Karena itu kita tidak pernah mendengar bahwa AlImam Asy-Syafi’i, Al-Imam Malik, Al-Imam Ahmad bin Hanbal atau pun Al-Imam Al-Bukhari dan Al-Imam Muslim menuntut seseorang karena dianggap menjiplak hasil keringat mereka. Bila ada orang yang menyalin kitab shahihnya, maka beliau malah berbahagia.

2. Hak Cipta Lahir di Barat

Hak cipta atau copy right baru ramai dibicarakan orang setelah peradaban manusia memasuki era revolusi industri, wabil khusus ketika ditemukannya mesin cetak.

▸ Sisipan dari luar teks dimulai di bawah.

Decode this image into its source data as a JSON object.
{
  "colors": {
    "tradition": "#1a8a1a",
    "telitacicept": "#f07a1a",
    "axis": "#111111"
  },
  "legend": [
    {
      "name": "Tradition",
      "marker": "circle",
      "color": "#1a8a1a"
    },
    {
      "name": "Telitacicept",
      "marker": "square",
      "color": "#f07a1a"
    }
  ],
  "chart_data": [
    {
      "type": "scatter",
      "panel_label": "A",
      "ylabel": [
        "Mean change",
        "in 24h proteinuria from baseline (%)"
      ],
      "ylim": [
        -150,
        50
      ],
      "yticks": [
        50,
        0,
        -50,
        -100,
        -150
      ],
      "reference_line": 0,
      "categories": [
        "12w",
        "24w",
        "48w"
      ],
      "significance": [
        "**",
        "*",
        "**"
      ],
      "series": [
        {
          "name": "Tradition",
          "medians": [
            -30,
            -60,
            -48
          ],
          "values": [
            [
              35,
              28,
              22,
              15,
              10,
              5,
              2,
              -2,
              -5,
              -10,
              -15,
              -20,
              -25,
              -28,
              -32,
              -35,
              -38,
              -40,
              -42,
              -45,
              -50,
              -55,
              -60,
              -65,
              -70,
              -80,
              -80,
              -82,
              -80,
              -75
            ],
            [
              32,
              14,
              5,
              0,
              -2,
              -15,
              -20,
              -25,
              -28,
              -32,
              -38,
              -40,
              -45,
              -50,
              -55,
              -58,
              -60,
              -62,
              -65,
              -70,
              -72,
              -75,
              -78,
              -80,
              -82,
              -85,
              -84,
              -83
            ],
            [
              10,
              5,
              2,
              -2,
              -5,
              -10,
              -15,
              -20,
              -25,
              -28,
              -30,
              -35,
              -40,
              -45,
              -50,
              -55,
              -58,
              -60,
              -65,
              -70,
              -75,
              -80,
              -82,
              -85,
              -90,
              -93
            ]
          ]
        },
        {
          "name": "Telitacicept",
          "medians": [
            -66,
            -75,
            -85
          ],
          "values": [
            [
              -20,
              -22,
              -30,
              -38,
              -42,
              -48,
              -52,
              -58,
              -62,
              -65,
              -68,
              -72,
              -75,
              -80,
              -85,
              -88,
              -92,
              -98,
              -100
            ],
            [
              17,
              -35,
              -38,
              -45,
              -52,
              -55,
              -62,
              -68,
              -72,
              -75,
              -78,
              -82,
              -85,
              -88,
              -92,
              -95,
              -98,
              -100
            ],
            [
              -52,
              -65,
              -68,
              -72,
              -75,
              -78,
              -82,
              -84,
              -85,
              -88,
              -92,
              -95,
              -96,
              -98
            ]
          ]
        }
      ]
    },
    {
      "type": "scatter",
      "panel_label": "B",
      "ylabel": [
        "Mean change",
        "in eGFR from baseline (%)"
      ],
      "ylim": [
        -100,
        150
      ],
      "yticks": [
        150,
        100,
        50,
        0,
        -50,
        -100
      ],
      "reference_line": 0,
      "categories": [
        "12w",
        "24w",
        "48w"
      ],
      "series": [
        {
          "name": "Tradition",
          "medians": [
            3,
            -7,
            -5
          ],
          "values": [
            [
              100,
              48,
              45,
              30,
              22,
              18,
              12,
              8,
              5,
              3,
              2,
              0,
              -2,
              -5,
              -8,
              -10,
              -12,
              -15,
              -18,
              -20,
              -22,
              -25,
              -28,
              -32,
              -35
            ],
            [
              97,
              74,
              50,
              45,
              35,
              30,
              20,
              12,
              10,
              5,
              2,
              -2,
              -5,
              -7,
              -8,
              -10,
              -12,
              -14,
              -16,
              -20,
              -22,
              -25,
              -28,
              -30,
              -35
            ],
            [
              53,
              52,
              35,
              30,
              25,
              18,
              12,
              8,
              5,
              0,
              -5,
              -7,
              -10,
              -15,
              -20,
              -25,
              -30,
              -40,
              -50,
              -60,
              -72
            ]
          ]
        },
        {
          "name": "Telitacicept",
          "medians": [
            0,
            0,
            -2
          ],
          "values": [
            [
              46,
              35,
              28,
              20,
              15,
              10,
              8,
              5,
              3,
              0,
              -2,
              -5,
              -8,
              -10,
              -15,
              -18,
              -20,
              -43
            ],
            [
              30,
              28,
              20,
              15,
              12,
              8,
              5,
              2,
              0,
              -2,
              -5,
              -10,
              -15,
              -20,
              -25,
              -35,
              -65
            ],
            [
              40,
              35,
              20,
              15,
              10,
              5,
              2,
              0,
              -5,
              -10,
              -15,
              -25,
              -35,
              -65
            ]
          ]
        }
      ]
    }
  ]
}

Meski ribuan jilid buku sudah ditulis ribuan tahun sebelumnya, namun di masa lalu buku-buku itu disalin secara manual oleh banyak orang, namun kita tidak pernah menemukan tuntutan dari penulis buku kepada para penyalin dan pembacanya.

Sekedar diketahui, bahwa sebelum era penemuan mesin cetak, proses untuk membuat salinan dari sebuah karya tulisan memerlukan tenaga dan biaya yang hampir sama dengan proses pembuatan karya aslinya. Karena itu jual-beli salinan buku di masa itu tidak termasuk bisnis yang menggiurkan.

Dahulu di negeri muslim dikenal ada profesi yang disebut warraq. Warraq (وراق) merupakan  kata dalam bahasa Arab yang artinya stasioner atau pembuat kertas, termasuk penulis, penerbit, printer,  pencatat dan ‘mesin’ manual untuk memperbanyak buku.

Hanya saja produksinya sangat terbatas, karena semua cuma ditulis dengan tangan, tidak bisa digandakan dalam jumlah besar dan memerlukan waktu yang amat lama.

Pada tahun 1440 Johannes Gutenberg dari kota Mainz, Jerman menciptakan mesin cetak generasi pertama. Mesin ini kemudian terus disempurnakan, sehingga dapat dapat memproduksi buku secara massal dan dalam waktu singkat.